Every third person needs between 5 and 25 minutes per search (!) for a document, other studies by McKinsey assume up to 1.8 hours per day per employee. If one scales this, one arrives at six-digit values for smaller insurance companies alone, which are used for personnel costs for searching for information. Moreover, the search is not only about the search process itself, but also about the processes attached to it. If the employee does not find the required information, a colleague is first asked and thus prevented from working. Alternatively, documents or knowledge are created again, which also costs an enormous amount of time. For this reason, good knowledge availability for employees is crucial for the success of all companies whose success is based on the accessibility of information.
ambeRoad's Enterprise Search helps RAG not only to make the search in RAG's documents efficient for the employees, but above all to make the archived knowledge from 150 years of coal mining usable for current operational tasks. There are many parallels between the IT infrastructure of insurance companies and mining companies: Documents are often stored on universally usable systems such as SharePoint, network drives or the intranet, but are subsequently difficult to find again due to large amounts of data and poor search functions.

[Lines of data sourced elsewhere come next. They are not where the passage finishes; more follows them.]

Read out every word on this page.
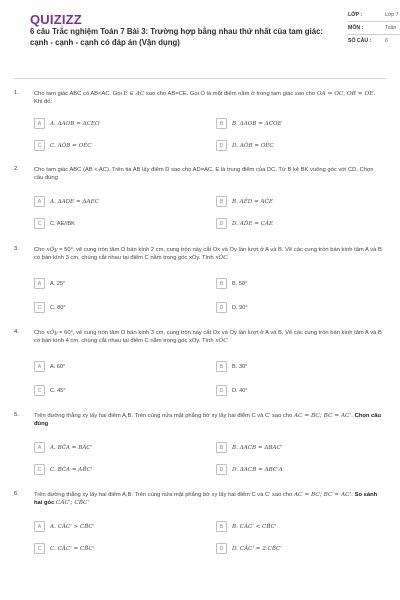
QUIZIZZ
6 câu Trắc nghiệm Toán 7 Bài 3: Trường hợp bằng nhau thứ nhất của tam giác: cạnh - cạnh - cạnh có đáp án (Vận dụng)
LỚP :	Lớp 7
MÔN :	Toán
SỐ CÂU :	6
1.	Cho tam giác ABC có AB<AC. Gọi E ∈ AC sao cho AB=CE. Gọi O là một điểm nằm ở trong tam giác sao cho OA = OC, OB = OE. Khi đó:
A	A. ΔAOB = ΔCEO	B	B. ΔAOB = ΔCOE
C	C. AÔB = OÊC	D	D. AÔB = OÊC
2.	Cho tam giác ABC (AB < AC). Trên tia AB lấy điểm D sao cho AD=AC. E là trung điểm của DC. Từ B kẻ BK vuông góc với CD. Chọn câu đúng
A	A. ΔADE = ΔAEC	B	B. AÊD = AĈE
C	C. AE//BK	D	D. AD̂E = CÂE
3.	Cho xÔy = 50°, vẽ cung tròn tâm O bán kính 2 cm, cung tròn này cắt Ox và Oy lần lượt ở A và B. Vẽ các cung tròn bán kính tâm A và B có bán kính 3 cm, chúng cắt nhau tại điểm C nằm trong góc xOy. Tính xÔC
A	A. 25°	B	B. 50°
C	C. 80°	D	D. 90°
4.	Cho xÔy = 60°, vẽ cung tròn tâm O bán kính 3 cm, cung tròn này cắt Ox và Oy lần lượt ở A và B. Vẽ các cung tròn bán kính tâm A và B có bán kính 4 cm, chúng cắt nhau tại điểm C nằm trong góc xOy. Tính xÔC
A	A. 60°	B	B. 30°
C	C. 45°	D	D. 40°
5.	Trên đường thẳng xy lấy hai điểm A,B. Trên cùng nửa mặt phẳng bờ xy lấy hai điểm C và C' sao cho AC = BC; BC = AC'. Chọn câu đúng
A	A. BĈA = BÂC'	B	B. ΔACB = ΔBAC'
C	C. BĈA = AB̂C'	D	D. ΔACB = ΔBC'A
6.	Trên đường thẳng xy lấy hai điểm A,B. Trên cùng nửa mặt phẳng bờ xy lấy hai điểm C và C' sao cho AC = BC; BC = AC'. So sánh hai góc CÂC'; CB̂C'
A	A. CÂC' > CB̂C'	B	B. CÂC' < CB̂C'
C	C. CÂC' = CB̂C'	D	D. CÂC' = 2.CB̂C'
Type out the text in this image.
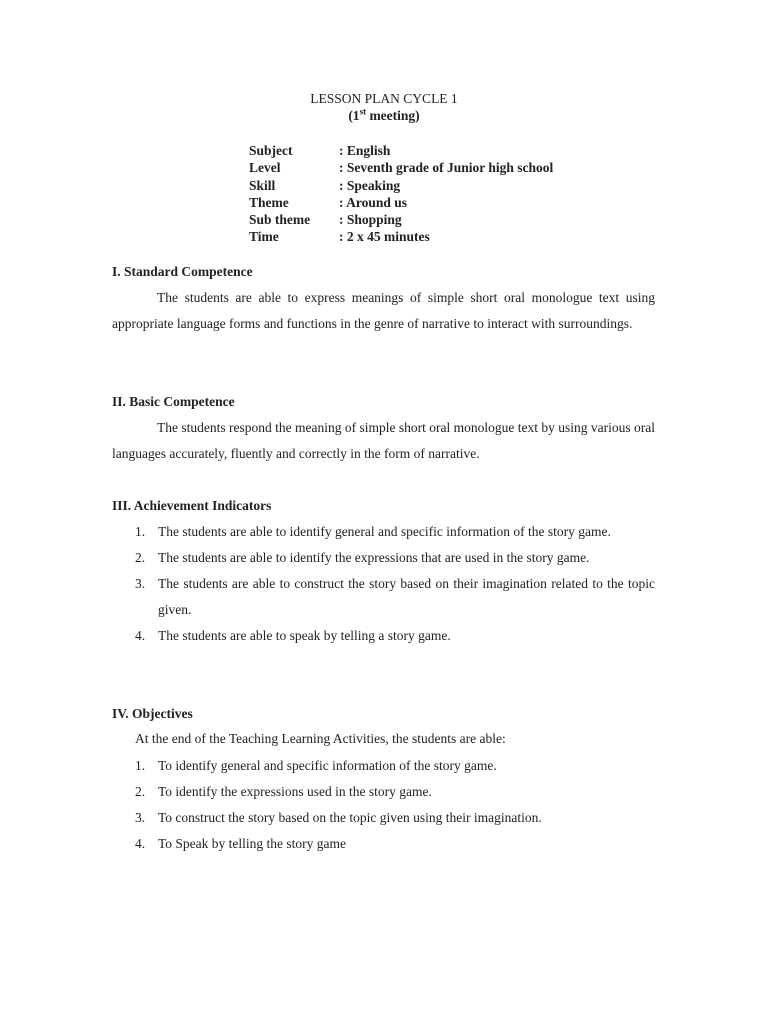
LESSON PLAN CYCLE 1
(1st meeting)
Subject	: English
Level	: Seventh grade of Junior high school
Skill	: Speaking
Theme	: Around us
Sub theme : Shopping
Time	: 2 x 45 minutes
I. Standard Competence
The students are able to express meanings of simple short oral monologue text using appropriate language forms and functions in the genre of narrative to interact with surroundings.
II. Basic Competence
The students respond the meaning of simple short oral monologue text by using various oral languages accurately, fluently and correctly in the form of narrative.
III. Achievement Indicators
1. The students are able to identify general and specific information of the story game.
2. The students are able to identify the expressions that are used in the story game.
3. The students are able to construct the story based on their imagination related to the topic given.
4. The students are able to speak by telling a story game.
IV. Objectives
At the end of the Teaching Learning Activities, the students are able:
1. To identify general and specific information of the story game.
2. To identify the expressions used in the story game.
3. To construct the story based on the topic given using their imagination.
4. To Speak by telling the story game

Such parallels can easily be used by insurance companies to find specific knowledge from older contracts, case studies, relevant insurance conditions or reasons for rejection quickly and efficiently with the help of such innovative technology.
"For us, the project was a successful start to the use of AI methods in the field of geoinformation and search technology. The know-how and innovative spirit of ambeRoad opened up completely new possibilities for the intelligent use of our databases," emphasises Peter Vosen, head of the geodata department at RAG and head of the KISS42 project.

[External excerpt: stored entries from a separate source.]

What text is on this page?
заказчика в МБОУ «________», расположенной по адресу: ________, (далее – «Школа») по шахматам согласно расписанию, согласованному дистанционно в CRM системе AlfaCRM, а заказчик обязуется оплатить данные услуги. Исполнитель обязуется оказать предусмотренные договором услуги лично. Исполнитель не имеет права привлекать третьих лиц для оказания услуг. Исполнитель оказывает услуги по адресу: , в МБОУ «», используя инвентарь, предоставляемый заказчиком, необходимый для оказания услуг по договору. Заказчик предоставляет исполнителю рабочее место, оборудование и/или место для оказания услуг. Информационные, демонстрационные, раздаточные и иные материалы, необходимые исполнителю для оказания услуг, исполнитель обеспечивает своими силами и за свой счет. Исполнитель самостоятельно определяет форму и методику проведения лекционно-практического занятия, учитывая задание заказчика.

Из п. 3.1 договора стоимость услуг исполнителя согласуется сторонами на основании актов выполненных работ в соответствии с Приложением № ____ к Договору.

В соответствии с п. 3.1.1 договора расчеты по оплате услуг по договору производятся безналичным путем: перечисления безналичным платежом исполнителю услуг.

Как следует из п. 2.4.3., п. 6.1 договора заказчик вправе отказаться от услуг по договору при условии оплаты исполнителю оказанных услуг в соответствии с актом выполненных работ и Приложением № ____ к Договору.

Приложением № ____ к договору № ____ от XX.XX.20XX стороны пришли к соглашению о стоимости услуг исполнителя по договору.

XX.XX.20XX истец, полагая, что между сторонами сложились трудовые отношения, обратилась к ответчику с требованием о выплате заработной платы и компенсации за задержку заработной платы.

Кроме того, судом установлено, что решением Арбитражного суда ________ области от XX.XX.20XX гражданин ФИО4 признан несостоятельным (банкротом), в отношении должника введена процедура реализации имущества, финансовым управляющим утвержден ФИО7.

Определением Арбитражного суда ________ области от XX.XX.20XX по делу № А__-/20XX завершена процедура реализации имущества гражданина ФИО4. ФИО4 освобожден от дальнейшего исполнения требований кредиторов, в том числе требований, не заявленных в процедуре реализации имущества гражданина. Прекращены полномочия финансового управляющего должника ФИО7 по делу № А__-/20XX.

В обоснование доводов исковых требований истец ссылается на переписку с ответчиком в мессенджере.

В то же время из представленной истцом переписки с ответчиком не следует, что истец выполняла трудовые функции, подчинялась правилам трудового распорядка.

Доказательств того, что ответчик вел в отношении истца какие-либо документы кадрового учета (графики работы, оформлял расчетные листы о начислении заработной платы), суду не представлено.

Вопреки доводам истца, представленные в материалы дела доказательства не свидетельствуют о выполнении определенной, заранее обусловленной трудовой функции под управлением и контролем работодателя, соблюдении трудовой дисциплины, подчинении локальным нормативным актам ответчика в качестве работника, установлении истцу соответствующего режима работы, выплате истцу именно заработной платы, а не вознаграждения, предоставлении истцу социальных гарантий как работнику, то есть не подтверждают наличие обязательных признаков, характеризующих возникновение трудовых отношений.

"It's always exciting when start-ups work together with corporations; sometimes two cultures collide," says Julian Reinauer from ambeRoad. "The cooperation with RAG has shown that both sides can learn from each other. On the one hand, the corporations benefit from the speed and agility of the startups, on the other hand, startups gain insights into the processes and structures of large corporations."
It may come as a surprise, but even an artificial intelligence must learn before it can fully display its competence. During a trial phase, the search engine amberSearch first learned what types of data it should be able to read: Geodata, Office documents from Excel to PowerPoint, (scanned) PDFs, but also maps, graphics, images and much more should be available to users to match their query. The advantage of ambeRoad's solution: through customised language models trained without customer data, amberSearch is quickly able to learn the specialised terms of insurance companies. "Training the special terms to our algorithms was a huge challenge at first, but ultimately leads to users learning to love our search," says ambeRoad's Phillipp Reißel.
Teething problems of the software had to be cured, the user-friendliness of the search had to be ensured: As simple as possible, as complex as necessary, was the motto. And finally, the artificial intelligence must also understand and implement the different authorisations of the RAG users so that data protection is maintained with all transparency.
The new search is based on an existing database software, the "Digital Service File". It is available to all RAG employees as a research tool, but so far it only maps a section of the company's data and is more of a Google for specialists. Therefore, other data sources will also be connected in the future. Furterhmore, KISS42 also expands the in-house data with information from the internet, searches and adds to it and creates intelligent links from internal and public documents. The search results are available within a few fractions of a second and this with millions of documents and around 40 terrabytes of data volume.
After the company-wide implementation, the artificial intelligence continues to learn - with every user feedback, every query, based on selected search results and recurring search terms. KISS42 is constantly optimising itself, so to speak, and in the end provides the right answers to all questions.